A venda fez com que a tela de Klimt ultrapassasse o retrato de Marilyn Monroe de Andy Warhol, Shot Sage Blue Marilyn, 1964 (que foi vendido na Christie’s em Nova York em 2022 por US$ 195 milhões), para se tornar a segunda obra de arte mais cara a ir a leilão, atrás de Salvator Mundi (Salvador do Mundo), de Leonardo da Vinci, c 1500, que foi vendida em 2017 por US$ 450,3 milhões. (£ 343 milhões). Mas o que há nesta imagem de quase 2 metros de altura de uma herdeira de 20 anos, cuja figura estranhamente alongada parece crisálida em um vestido de seda branca brilhante em forma de casulo, que tem um preço tão impressionante?

Superficialmente, Bildnis Elisabeth Lederer (Retrato de Elisabeth Lederer), 1914-16, pode parecer carecer da opulência evidente das pinturas mais conhecidas do chamado “Período Dourado” de Klimt, a época em que ele produziu obras tão brilhantes como a sua. Retrato de Adele Bloch-Bauer I1907 e O Beijo, 1907-8. Onde essas suntuosas obras-primas brilham com o glamour da Secessão de Viena (o influente movimento que enfatiza a liberdade artística que Klimt ajudou a fundar), a imagem lírica de Lederer, criada nos últimos anos da vida do artista (Klimt morreu em 1918, aos 55 anos), pulsa com uma intensidade mais psicologicamente provocadora.
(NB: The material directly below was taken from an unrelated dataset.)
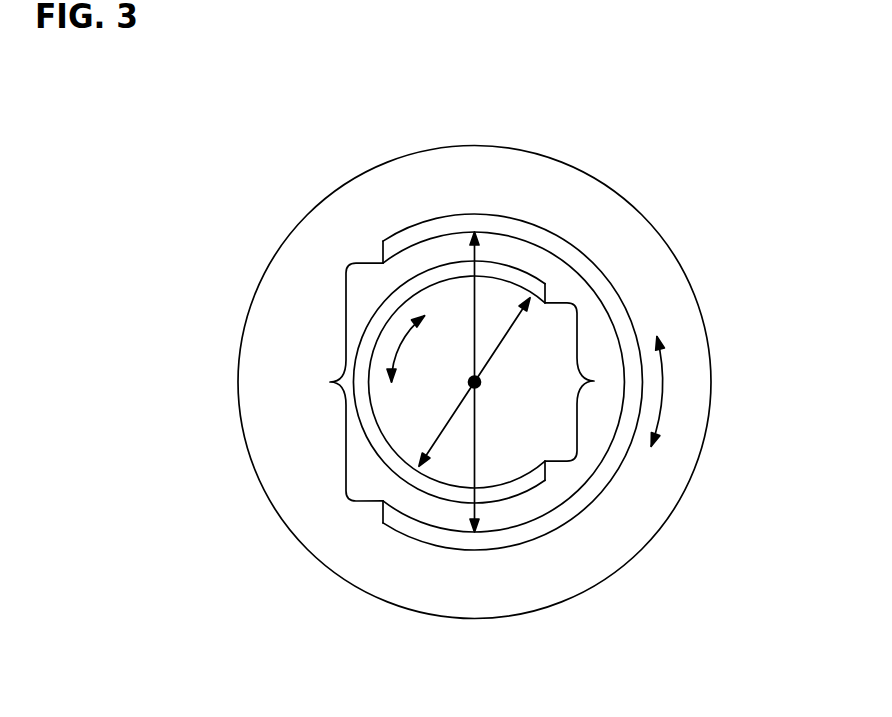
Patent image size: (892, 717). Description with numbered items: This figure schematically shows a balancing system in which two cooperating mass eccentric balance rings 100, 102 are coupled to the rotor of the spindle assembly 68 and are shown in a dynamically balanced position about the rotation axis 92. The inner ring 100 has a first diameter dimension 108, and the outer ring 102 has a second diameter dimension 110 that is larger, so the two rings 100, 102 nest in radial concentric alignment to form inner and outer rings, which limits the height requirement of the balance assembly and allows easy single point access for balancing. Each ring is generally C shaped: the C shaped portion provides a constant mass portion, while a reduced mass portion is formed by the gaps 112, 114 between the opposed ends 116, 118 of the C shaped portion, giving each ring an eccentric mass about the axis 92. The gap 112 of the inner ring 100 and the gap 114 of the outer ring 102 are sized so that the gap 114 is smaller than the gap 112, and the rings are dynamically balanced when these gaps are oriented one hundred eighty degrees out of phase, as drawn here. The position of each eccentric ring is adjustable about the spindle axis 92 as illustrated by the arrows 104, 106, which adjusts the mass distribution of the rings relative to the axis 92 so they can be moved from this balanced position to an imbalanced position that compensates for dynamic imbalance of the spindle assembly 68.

As riquezas estéticas da tela são copiosas, embora mais ocultas.

O Retrato de Elisabeth Lederer, de Alamy Klimt, 1914-16, é agora a pintura mais cara do artista (Crédito: Alamy)Alamy
O Retrato de Elisabeth Lederer de Klimt, 1914-16, é agora a pintura mais cara do artista (Crédito: Alamy)

Apreendido por oficiais nazistas, que confiscaram a vasta coleção de Klimts de Lederer após a anexação da Áustria em 1938, o retrato ressurgiu no mercado no início da década de 1980. Foi então que entrou nas participações privadas do bilionário herdeiro da fortuna de cosméticos Estée Lauder, Leonard A Lauder, que morreu em junho de 2025. Escondido da vista do público durante décadas, o retrato tem, de certa forma, ganhado o seu tempo, esperando para voltar aos holofotes. Qualquer que seja o preço, a obra misteriosa está finalmente prestes a revelar os seus segredos. A sua história extraordinária mistura factos e simbolismo numa tapeçaria visual ricamente carregada, cuja intriga se estende para dentro e para fora da superfície da pintura.

‘Detalhes culturalmente complexos’

Realizado nos primeiros anos da Primeira Guerra Mundial, a exaltação prismática de Lederer no retrato – filha de August e Serena Lederer, uma das famílias judias mais ricas de Viena – pode ser lida como o último suspiro glorioso da Idade de Ouro da qual emergiu. À primeira vista, o elaborado conjunto de motivos enganosamente ornamentais com influência do Leste Asiático – que orbitam a jovem num deslumbrante palco intemporal de azul celeste – e a calma implosiva dos seus olhos escuros transportam-nos da turbulência acelerada da história europeia, transcendendo o tempo e o lugar. A audácia do ouro em que Klimt confiava anteriormente não desapareceu, mas foi transmutada, numa espécie de alquimia inversa, num destemor de cores vibrantes e evocativas que beira a ousadia do Expressionismo.